XRP Resilience: Why the $2.00 Support is Holding

Despite the bearish headlines from Capitol Hill, XRP has refused to break below the $2.00 mark. Analysts point to a decoupling of asset performance from legislative news, driven largely by the "institutional floor" provided by ETFs. While retail sentiment has wavered due to the Coinbase regulatory standoff, institutional heavyweights are buying the dip.

In the last 48 hours alone, trading volumes for XRP have remained robust, absorbing selling pressure that would have typically sent the asset spiraling toward $1.80. The $2.00 level has transformed from a technical resistance into a solidified demand zone. This resilience suggests that the market is pricing in a long-term victory for Ripple vs US banks, regardless of the current legislative delay.

The ETF Factor: $1.28 Billion in Institutional Armor

The primary driver of this stability is the unprecedented activity in the ETF sector. XRP spot ETF inflows have reached a cumulative milestone of $1.28 billion, with significant capital entering the market just as the political news turned sour. This influx serves as a counterweight to retail panic selling.

Investment firms like BlackRock and Franklin Templeton are reportedly seeing sustained interest from wealth managers who view XRP as a diversified bet against the traditional banking friction highlighted by the current lobbying war. As long as these inflows continue, the $2.00 support level remains difficult for bears to breach.

XRP Price Prediction 2026: What Comes Next?

With the $2.00 floor seemingly secure, attention is turning to the next major resistance levels. XRP price prediction 2026 models are increasingly bullish, contingent on the asset maintaining this support through the current legislative volatility.

  • Short-Term Target: If XRP can close above $2.15 this week, technical analysts project a rapid retest of the $2.40 highs.
  • Mid-Term Outlook: Should the regulatory dust settle—or if the banking lobby is forced to compromise—analysts foresee a breakout toward $2.75 by the end of Q1 2026.
  • The Bull Case: A sustained decoupling from legislative news, fueled by continued ETF adoption, could push XRP toward a new all-time high of $3.66 to $4.00 later this year.

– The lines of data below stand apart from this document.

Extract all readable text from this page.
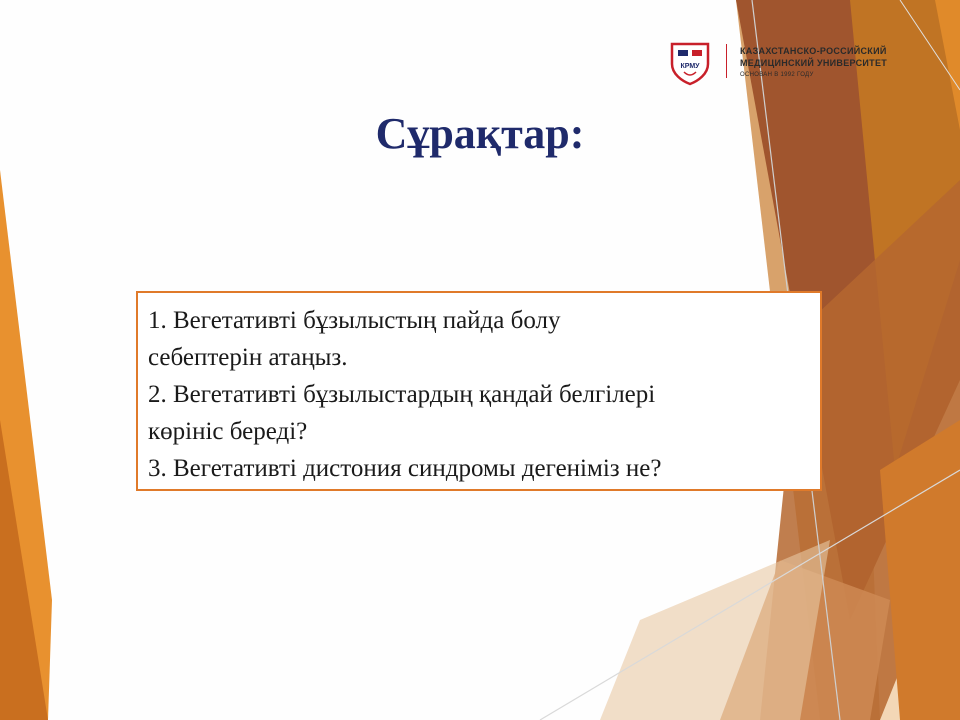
КРМУ
КАЗАХСТАНСКО-РОССИЙСКИЙ
МЕДИЦИНСКИЙ УНИВЕРСИТЕТ
ОСНОВАН В 1992 ГОДУ
Сұрақтар:
1. Вегетативті бұзылыстың пайда болу
себептерін атаңыз.
2. Вегетативті бұзылыстардың қандай белгілері
көрініс береді?
3. Вегетативті дистония синдромы дегеніміз не?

Conclusion: A Market Maturing in Real-Time

The current standoff over the crypto market regulation updates is a stress test for the entire industry. In previous cycles, news of a major bill failing would have triggered a double-digit crash. Today, XRP's ability to shrug off bad news from Washington serves as proof of a maturing market structure.

While the US Market Structure Bill remains in limbo, the financial reality is clear: Wall Street has voted with its wallet, and it is voting for XRP. As the battle between Coinbase and the banking lobby rages on, XRP investors are finding solace in the fact that institutional adoption is moving faster than legislation.